多文化共生については、第3次多文化共生推進プランに基づき、日本語教室の充実を図るとともに、日本で生まれ育った「第2世代」が、キーパーソンとして活躍できるよう、関係者との連携を強化していきます。また、新たに12言語に対応する3者通訳システムを導入し、相談業務の円滑化を図ります。
協働のまちづくりについては、地区まちづくり協議会や市民活動団体において、新たなニーズや課題に対応する取組が進んできています。さらなる活動の充実に向けて、情報の共有や団体同士の交流を推進するとともに、それぞれが抱える課題に寄り添った支援に努めます。「地区集会」では、地域と行政が今まで以上に情報を共有し合い、多様な方が参加し、対話によって相互理解を深めることができる形へと進化させていきます。
2. 未来に向けてのまちづくり
次に、未来に向けてのまちづくりについてです。
公共施設マネジメントについては、将来の地域や掛川市のあり方にも繋がる重要な取組であり、個別案件ごとに地域や利用者と充分に対話をしながら進めていきます。この中で、「たまり~な」については、アンケートやワークショップの結果を基に、再整備計画を検討していきます。
DXの推進については、デジタル化によって、社会の利便性の向上や新しい価値の創造を目指します。デジタル社会の基盤ともなるマイナンバーカードの普及を加速し、相談窓口の効率化やスマートフォンで手続きを完結できる「手のひら市役所」を全庁体制で進めます。また、プロフェッショナル人材の力も借りながら、DX推進計画を策定し、行政のみならず掛川市全体のデジタル化や課題の解決を図っていきます。
おわりに
「チャレンジ」は、私が最も大切にしているキーワードであり、掛川市の戦略方針の核心でもあります。
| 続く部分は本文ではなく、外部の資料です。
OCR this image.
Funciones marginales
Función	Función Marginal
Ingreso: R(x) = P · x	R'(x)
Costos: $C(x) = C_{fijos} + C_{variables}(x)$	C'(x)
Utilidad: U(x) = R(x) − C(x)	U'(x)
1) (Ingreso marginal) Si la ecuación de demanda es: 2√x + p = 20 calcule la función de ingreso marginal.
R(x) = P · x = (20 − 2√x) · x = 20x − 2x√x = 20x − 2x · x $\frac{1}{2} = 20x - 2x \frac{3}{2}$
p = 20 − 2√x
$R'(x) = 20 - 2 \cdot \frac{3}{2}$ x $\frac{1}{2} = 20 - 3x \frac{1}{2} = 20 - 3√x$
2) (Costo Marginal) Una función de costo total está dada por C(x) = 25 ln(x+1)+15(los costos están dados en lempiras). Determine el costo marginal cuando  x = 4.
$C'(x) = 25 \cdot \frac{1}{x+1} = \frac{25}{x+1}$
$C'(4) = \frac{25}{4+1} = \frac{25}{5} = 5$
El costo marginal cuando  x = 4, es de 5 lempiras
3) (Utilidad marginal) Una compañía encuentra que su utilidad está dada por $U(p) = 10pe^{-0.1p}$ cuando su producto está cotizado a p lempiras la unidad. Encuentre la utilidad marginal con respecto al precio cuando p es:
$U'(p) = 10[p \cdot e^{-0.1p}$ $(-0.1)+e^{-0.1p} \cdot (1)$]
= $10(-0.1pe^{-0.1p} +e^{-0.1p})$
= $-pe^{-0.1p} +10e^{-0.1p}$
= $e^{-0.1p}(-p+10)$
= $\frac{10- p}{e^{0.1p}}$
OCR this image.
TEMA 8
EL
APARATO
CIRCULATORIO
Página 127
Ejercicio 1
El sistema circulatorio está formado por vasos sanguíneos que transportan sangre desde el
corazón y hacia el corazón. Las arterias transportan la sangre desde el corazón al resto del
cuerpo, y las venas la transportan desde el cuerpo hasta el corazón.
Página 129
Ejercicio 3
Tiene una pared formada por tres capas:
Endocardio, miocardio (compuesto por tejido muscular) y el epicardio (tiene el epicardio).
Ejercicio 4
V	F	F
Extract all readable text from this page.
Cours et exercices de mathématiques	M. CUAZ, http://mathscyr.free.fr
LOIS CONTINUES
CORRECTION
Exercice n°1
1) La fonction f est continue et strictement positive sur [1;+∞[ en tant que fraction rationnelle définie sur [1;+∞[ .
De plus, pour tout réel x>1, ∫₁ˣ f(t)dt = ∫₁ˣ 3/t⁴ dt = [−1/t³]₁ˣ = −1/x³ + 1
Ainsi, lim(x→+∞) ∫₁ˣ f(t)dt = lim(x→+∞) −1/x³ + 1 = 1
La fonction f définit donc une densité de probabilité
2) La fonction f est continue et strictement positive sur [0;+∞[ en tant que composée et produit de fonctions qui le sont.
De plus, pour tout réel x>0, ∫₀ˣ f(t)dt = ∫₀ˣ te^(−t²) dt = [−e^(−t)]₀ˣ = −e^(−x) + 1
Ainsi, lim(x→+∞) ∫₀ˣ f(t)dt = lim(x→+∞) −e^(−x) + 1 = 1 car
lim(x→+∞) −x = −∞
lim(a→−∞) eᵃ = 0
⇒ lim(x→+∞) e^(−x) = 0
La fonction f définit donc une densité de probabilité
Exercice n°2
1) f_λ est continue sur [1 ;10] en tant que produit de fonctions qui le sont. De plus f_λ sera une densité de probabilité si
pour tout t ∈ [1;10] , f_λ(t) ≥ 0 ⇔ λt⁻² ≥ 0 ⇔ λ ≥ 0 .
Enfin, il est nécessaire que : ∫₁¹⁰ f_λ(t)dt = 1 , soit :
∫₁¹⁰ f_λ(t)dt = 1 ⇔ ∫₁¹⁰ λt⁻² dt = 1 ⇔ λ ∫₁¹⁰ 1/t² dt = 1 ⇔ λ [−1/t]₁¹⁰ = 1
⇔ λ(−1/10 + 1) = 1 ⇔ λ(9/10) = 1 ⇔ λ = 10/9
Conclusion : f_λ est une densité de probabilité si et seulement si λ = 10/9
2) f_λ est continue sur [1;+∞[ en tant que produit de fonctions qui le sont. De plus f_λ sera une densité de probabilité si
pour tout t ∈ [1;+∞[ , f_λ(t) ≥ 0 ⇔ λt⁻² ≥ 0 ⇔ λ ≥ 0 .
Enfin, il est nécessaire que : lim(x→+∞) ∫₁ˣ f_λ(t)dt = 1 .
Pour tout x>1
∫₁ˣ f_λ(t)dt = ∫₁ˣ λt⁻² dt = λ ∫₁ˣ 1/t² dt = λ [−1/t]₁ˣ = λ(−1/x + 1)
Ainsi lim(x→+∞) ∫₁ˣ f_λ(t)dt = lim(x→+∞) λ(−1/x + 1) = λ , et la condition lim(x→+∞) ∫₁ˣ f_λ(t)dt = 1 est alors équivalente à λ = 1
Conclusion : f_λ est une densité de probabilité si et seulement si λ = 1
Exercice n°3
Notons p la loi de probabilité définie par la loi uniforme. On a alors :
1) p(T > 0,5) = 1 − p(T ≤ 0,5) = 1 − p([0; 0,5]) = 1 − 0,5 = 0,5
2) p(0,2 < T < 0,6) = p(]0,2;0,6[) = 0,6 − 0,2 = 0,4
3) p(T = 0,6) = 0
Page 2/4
この私の考えは、11年前の東日本大震災で壊滅的な被害を受けた陸前高田市での経験によるものです。陸前高田市では、地震による大津波によって、子どもからお年寄りまで年齢に関わらず、数多の命が失われました。それぞれの人には、これからやりたいことがあり、家族があり、夢や希望があったはずです。
現地で、「生き残った自分たちは、死んだあいつの分までしっかりと生きないと」。この言葉を何度も聞いた私は、一度しかない人生を様々なことにチャレンジして、悔いのないように生きようと心に誓いました。
今、私が取り組んでいる市政についても、チャレンジがなければ、まちの成長はありません。
このチャレンジとともに「対話」も大切となります。特に、本年は小・中学校再編や、新しい廃棄物処理施設の話し合いを進めていくこととなります。
この対話とチャレンジは新しい時代を切り拓く原動力です。
たとえ難題であっても、対話によって課題を共有し、一緒になって乗り越えていくとともに、市民の様々な挑戦を応援し、掛川市としても多くのチャレンジをすることによって、市民一人ひとりが輝き、ポストコロナ時代のモデルとなる都市を創ってまいります。
以上、新年度の予算等についてご審議いただくこの議会の冒頭に、改めて、令和4年度の市政運営に対する私の思いを述べさせていただきました。着実な事業実施に向け、議員各位のご理解とご協力を重ねてお願い申し上げます。